Casey is sitting on a stoop outside the ampm in smog-smudged Studio City, strappy sandals with jean shorts ripped to the cheeks. We stretch our bronzed legs across unrecognizable pavement, lean like statues, unbreakable, but our bodies ache from here to Kalamazoo. We’re the age where we can pass—the store clerk sells us smokes—but we can’t vote, not like we would. Not like it’d make one goddamn difference for us. For our lives.

The streets here are lined with citrus trees, but we’re still starving. Casey hasn’t talked since Butterman dropped us off, but I like that she’s contemplative. I imagine there will be questions later and she will taste my every word like I am the flower and she’s the bee. All I really know about Casey is that she dyes her hair Fuchsia Shock, is from some Dakota rez, and once had a dog she loved, a Shiba Inu named Sparkles. I feel like I know her, though. Sat so close in the semi, I had to remind myself that her body was her body and not mine.

Butterman made nice, easy small talk. The weather, cracked jokes. He was pale and lean, gaunt-cheeked, black leather jacket, dad undercover. He asked if we were sisters and of course I said yes and made up a story about how we ran away from our abusive stepfather, but it was Casey who got the worst of it. Butterman nodded and said, A damn shame. Over and over again, he said it, and I started to feel it, and it felt real. The care.

Casey didn’t seem to mind that I molded her into my made-up creation. A story easy to tell. Now, I can’t stop imagining her away. I dream up a Casey who’s a perfect big sister, an overcomer of adversity, someone who is A Good Person, who’s just experienced some hard knocks, someone who has it together and can take care of me.    

There are no lemon trees in Bozeman. Here, they’re everywhere. They share space with all the concrete and gates and security systems. Branches bend into frowns under the weight of sunshine. I’ve been staring at the trees since we arrived, but I’m stunned-anew every time my gaze falls on the shock of yellow. There’s too much traffic, but somewhere, not far off, someone can hear the perfect birdsong.

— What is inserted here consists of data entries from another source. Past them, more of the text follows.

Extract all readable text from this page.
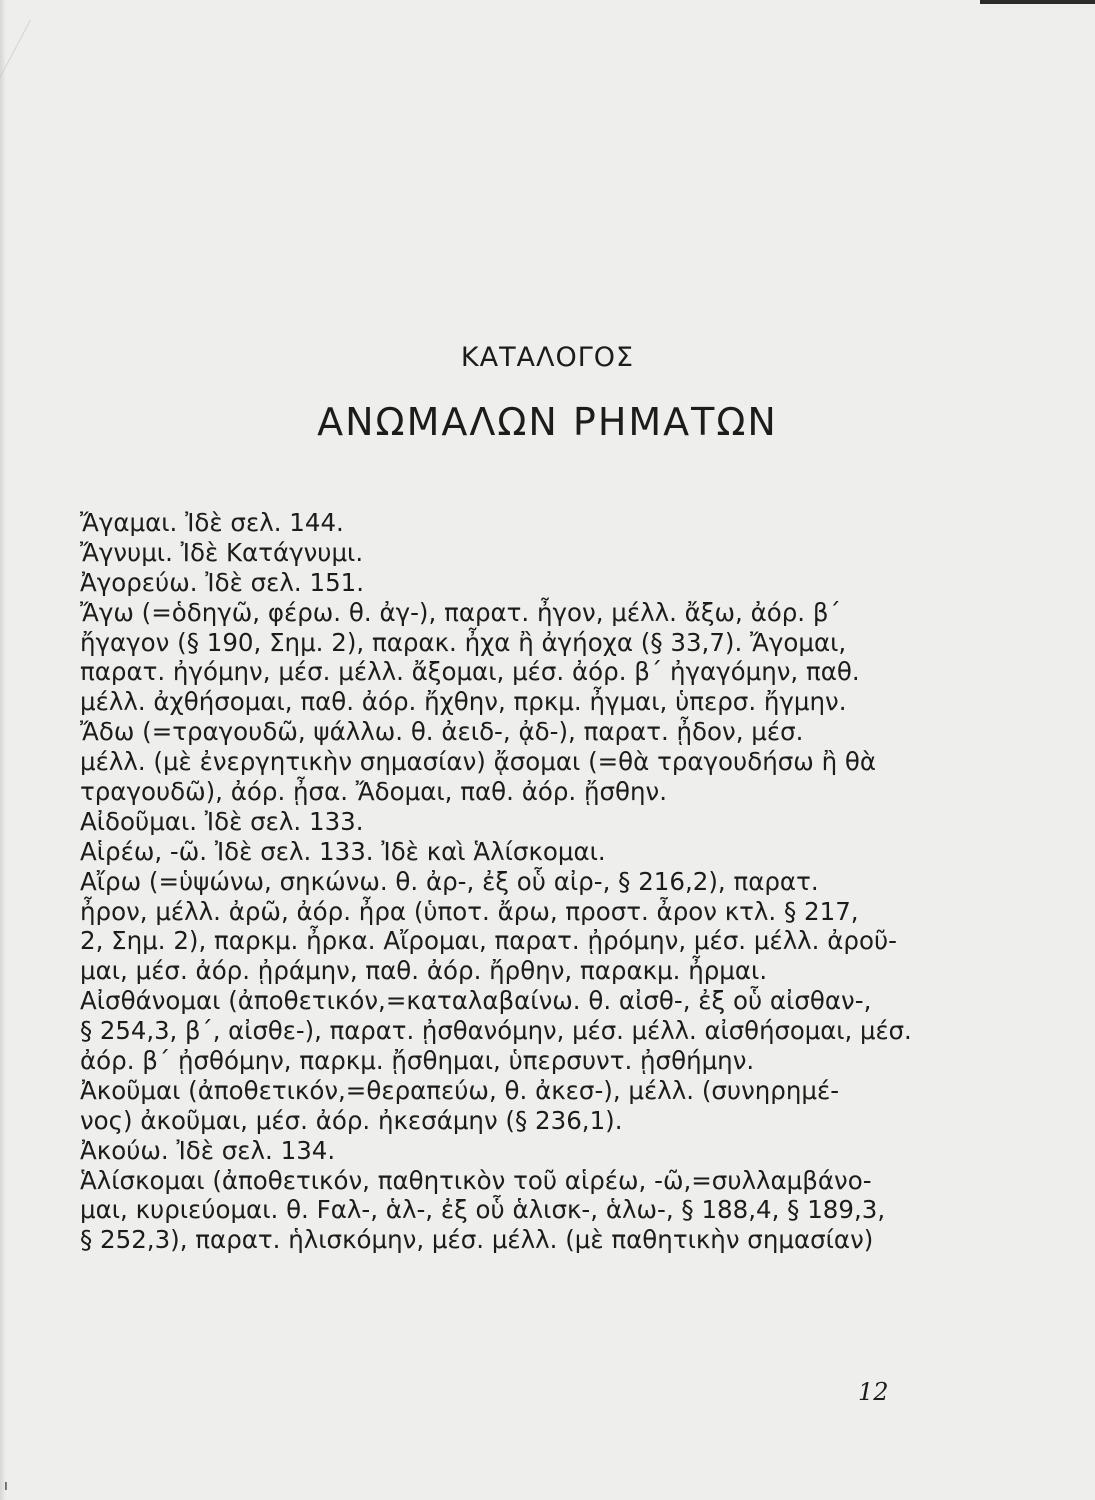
ΚΑΤΑΛΟΓΟΣ
ΑΝΩΜΑΛΩΝ ΡΗΜΑΤΩΝ
Ἄγαμαι. Ἰδὲ σελ. 144.
Ἄγνυμι. Ἰδὲ Κατάγνυμι.
Ἀγορεύω. Ἰδὲ σελ. 151.
Ἄγω (=ὁδηγῶ, φέρω. θ. ἀγ-), παρατ. ἦγον, μέλλ. ἄξω, ἀόρ. β΄
ἤγαγον (§ 190, Σημ. 2), παρακ. ἦχα ἢ ἀγήοχα (§ 33,7). Ἄγομαι,
παρατ. ἠγόμην, μέσ. μέλλ. ἄξομαι, μέσ. ἀόρ. β΄ ἠγαγόμην, παθ.
μέλλ. ἀχθήσομαι, παθ. ἀόρ. ἤχθην, πρκμ. ἦγμαι, ὑπερσ. ἤγμην.
Ἄδω (=τραγουδῶ, ψάλλω. θ. ἀειδ-, ᾀδ-), παρατ. ᾖδον, μέσ.
μέλλ. (μὲ ἐνεργητικὴν σημασίαν) ᾄσομαι (=θὰ τραγουδήσω ἢ θὰ
τραγουδῶ), ἀόρ. ᾖσα. Ἄδομαι, παθ. ἀόρ. ᾔσθην.
Αἰδοῦμαι. Ἰδὲ σελ. 133.
Αἱρέω, -ῶ. Ἰδὲ σελ. 133. Ἰδὲ καὶ Ἁλίσκομαι.
Αἴρω (=ὑψώνω, σηκώνω. θ. ἀρ-, ἐξ οὗ αἰρ-, § 216,2), παρατ.
ἦρον, μέλλ. ἀρῶ, ἀόρ. ἦρα (ὑποτ. ἄρω, προστ. ἆρον κτλ. § 217,
2, Σημ. 2), παρκμ. ἦρκα. Αἴρομαι, παρατ. ᾐρόμην, μέσ. μέλλ. ἀροῦ-
μαι, μέσ. ἀόρ. ᾐράμην, παθ. ἀόρ. ἤρθην, παρακμ. ἦρμαι.
Αἰσθάνομαι (ἀποθετικόν,=καταλαβαίνω. θ. αἰσθ-, ἐξ οὗ αἰσθαν-,
§ 254,3, β΄, αἰσθε-), παρατ. ᾐσθανόμην, μέσ. μέλλ. αἰσθήσομαι, μέσ.
ἀόρ. β΄ ᾐσθόμην, παρκμ. ᾔσθημαι, ὑπερσυντ. ᾐσθήμην.
Ἀκοῦμαι (ἀποθετικόν,=θεραπεύω, θ. ἀκεσ-), μέλλ. (συνηρημέ-
νος) ἀκοῦμαι, μέσ. ἀόρ. ἠκεσάμην (§ 236,1).
Ἀκούω. Ἰδὲ σελ. 134.
Ἁλίσκομαι (ἀποθετικόν, παθητικὸν τοῦ αἱρέω, -ῶ,=συλλαμβάνο-
μαι, κυριεύομαι. θ. Fαλ-, ἁλ-, ἐξ οὗ ἁλισκ-, ἁλω-, § 188,4, § 189,3,
§ 252,3), παρατ. ἡλισκόμην, μέσ. μέλλ. (μὲ παθητικὴν σημασίαν)
12
ı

Casey must be a changeling. Her birth story doesn’t add up. She’s a tramp, and if I were a lady, I’d scold her. I’d put her in her place because what I secretly want is for someone to put me in my place. Still, I don’t blame her. Casey is the kind of girl who will be whatever girl fits your story. It’s survival. I get it. I just wish she’d stop bullshitting me. Still, I’m thankful that she was the one who gave Butterman a hand job, even though it’s like whatever.

Close your eyes, Casey tells me on the stoop. I do what I’m told. I imagine she will tell me the fairytale about the tiny girl who thwarts marriage-minded toads, but of course she doesn’t. This was the story my mother told, and Casey, this changeling, is many things but she is so not my mother, nor is she my sister. Already, I’m having to remind myself. I listen to Casey explain our next transaction. Her voice is a guppy—wet and pretty. She explains bartering, simple economics, but I don’t want to hear it. I’m imaging some far-off tropical place, a version of Hawaii. I’m imagining Hawaii so hard that my body is a palm tree, a tall drink with a wedge of sunset-colored fruit. Women sing me to sleep with uke lullabies. My body dissolves into sand.

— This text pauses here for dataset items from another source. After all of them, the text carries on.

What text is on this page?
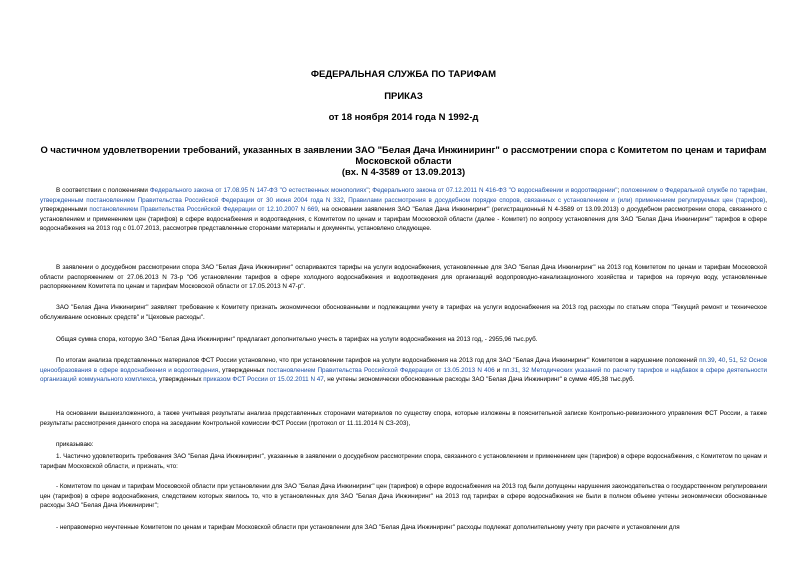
ФЕДЕРАЛЬНАЯ СЛУЖБА ПО ТАРИФАМ
ПРИКАЗ
от 18 ноября 2014 года N 1992-д
О частичном удовлетворении требований, указанных в заявлении ЗАО "Белая Дача Инжиниринг" о рассмотрении спора с Комитетом по ценам и тарифам
Московской области
(вх. N 4-3589 от 13.09.2013)
В соответствии с положениями Федерального закона от 17.08.95 N 147-ФЗ "О естественных монополиях"; Федерального закона от 07.12.2011 N 416-ФЗ "О водоснабжении и водоотведении"; положением о Федеральной службе по тарифам, утвержденным постановлением Правительства Российской Федерации от 30 июня 2004 года N 332, Правилами рассмотрения в досудебном порядке споров, связанных с установлением и (или) применением регулируемых цен (тарифов), утвержденными постановлением Правительства Российской Федерации от 12.10.2007 N 669, на основании заявления ЗАО "Белая Дача Инжиниринг" (регистрационный N 4-3589 от 13.09.2013) о досудебном рассмотрении спора, связанного с установлением и применением цен (тарифов) в сфере водоснабжения и водоотведения, с Комитетом по ценам и тарифам Московской области (далее - Комитет) по вопросу установления для ЗАО "Белая Дача Инжиниринг" тарифов в сфере водоснабжения на 2013 год с 01.07.2013, рассмотрев представленные сторонами материалы и документы, установлено следующее.
В заявлении о досудебном рассмотрении спора ЗАО "Белая Дача Инжиниринг" оспариваются тарифы на услуги водоснабжения, установленные для ЗАО "Белая Дача Инжиниринг" на 2013 год Комитетом по ценам и тарифам Московской области распоряжением от 27.06.2013 N 73-р "Об установлении тарифов в сфере холодного водоснабжения и водоотведения для организаций водопроводно-канализационного хозяйства и тарифов на горячую воду, установленные распоряжением Комитета по ценам и тарифам Московской области от 17.05.2013 N 47-р".
ЗАО "Белая Дача Инжиниринг" заявляет требование к Комитету признать экономически обоснованными и подлежащими учету в тарифах на услуги водоснабжения на 2013 год расходы по статьям спора "Текущий ремонт и техническое обслуживание основных средств" и "Цеховые расходы".
Общая сумма спора, которую ЗАО "Белая Дача Инжиниринг" предлагает дополнительно учесть в тарифах на услуги водоснабжения на 2013 год, - 2955,96 тыс.руб.
По итогам анализа представленных материалов ФСТ России установлено, что при установлении тарифов на услуги водоснабжения на 2013 год для ЗАО "Белая Дача Инжиниринг" Комитетом в нарушение положений пп.39, 40, 51, 52 Основ ценообразования в сфере водоснабжения и водоотведения, утвержденных постановлением Правительства Российской Федерации от 13.05.2013 N 406 и пп.31, 32 Методических указаний по расчету тарифов и надбавок в сфере деятельности организаций коммунального комплекса, утвержденных приказом ФСТ России от 15.02.2011 N 47, не учтены экономически обоснованные расходы ЗАО "Белая Дача Инжиниринг" в сумме 495,38 тыс.руб.
На основании вышеизложенного, а также учитывая результаты анализа представленных сторонами материалов по существу спора, которые изложены в пояснительной записке Контрольно-ревизионного управления ФСТ России, а также результаты рассмотрения данного спора на заседании Контрольной комиссии ФСТ России (протокол от 11.11.2014 N СЗ-203),
приказываю:
1. Частично удовлетворить требования ЗАО "Белая Дача Инжиниринг", указанные в заявлении о досудебном рассмотрении спора, связанного с установлением и применением цен (тарифов) в сфере водоснабжения, с Комитетом по ценам и тарифам Московской области, и признать, что:
- Комитетом по ценам и тарифам Московской области при установлении для ЗАО "Белая Дача Инжиниринг" цен (тарифов) в сфере водоснабжения на 2013 год были допущены нарушения законодательства о государственном регулировании цен (тарифов) в сфере водоснабжения, следствием которых явилось то, что в установленных для ЗАО "Белая Дача Инжиниринг" на 2013 год тарифах в сфере водоснабжения не были в полном объеме учтены экономически обоснованные расходы ЗАО "Белая Дача Инжиниринг";
- неправомерно неучтенные Комитетом по ценам и тарифам Московской области при установлении для ЗАО "Белая Дача Инжиниринг" расходы подлежат дополнительному учету при расчете и установлении для
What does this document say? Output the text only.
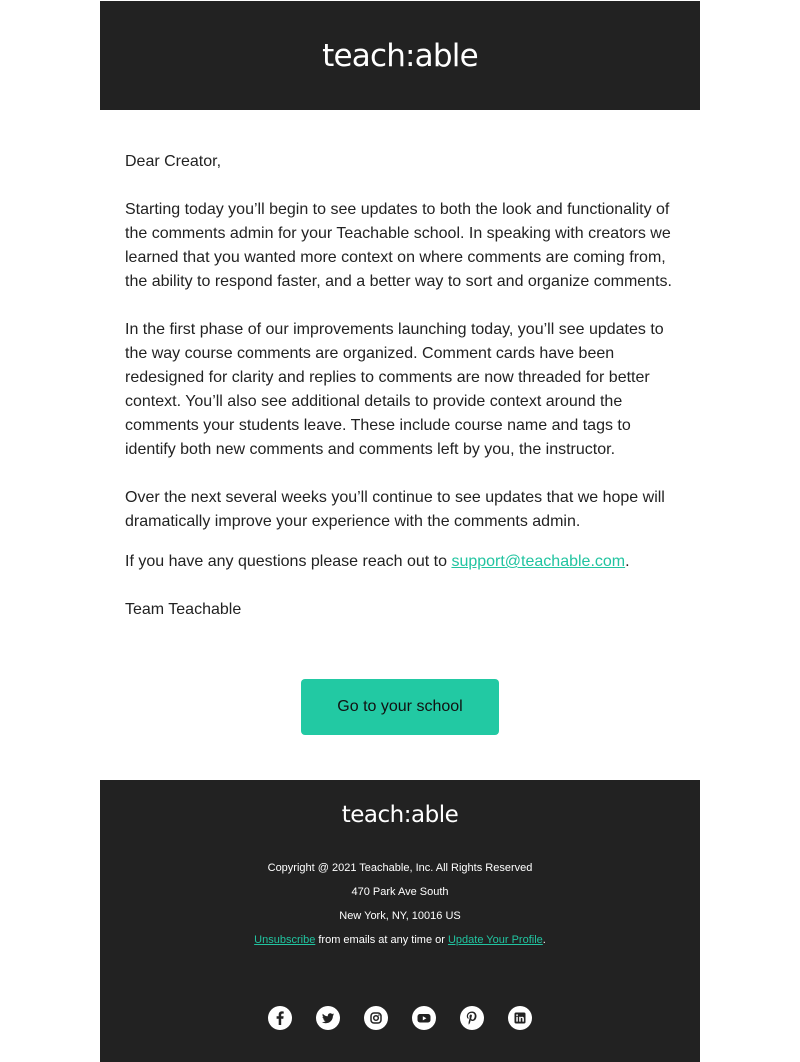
teach:able

Dear Creator,

Starting today you’ll begin to see updates to both the look and functionality of the comments admin for your Teachable school. In speaking with creators we learned that you wanted more context on where comments are coming from, the ability to respond faster, and a better way to sort and organize comments.

In the first phase of our improvements launching today, you’ll see updates to the way course comments are organized. Comment cards have been redesigned for clarity and replies to comments are now threaded for better context. You’ll also see additional details to provide context around the comments your students leave. These include course name and tags to identify both new comments and comments left by you, the instructor.

Over the next several weeks you’ll continue to see updates that we hope will dramatically improve your experience with the comments admin.

If you have any questions please reach out to support@teachable.com.

Team Teachable

Go to your school
teach:able
Copyright @ 2021 Teachable, Inc. All Rights Reserved
470 Park Ave South
New York, NY, 10016 US
Unsubscribe from emails at any time or Update Your Profile.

Casey says close your eyes and I do it because I’m in love with dreams, next best thing to a miracle. Casey was raised by people who believed in spirits, so it’s always felt like a rebellion to get her hands on something she can hold. Cash money, she craves it. It’s a story I make up in my head. It helps me understand why Casey is gone, and my purse is gone, and my cell is gone, and my water bottle is gone, and why everything is gone when I open my eyes.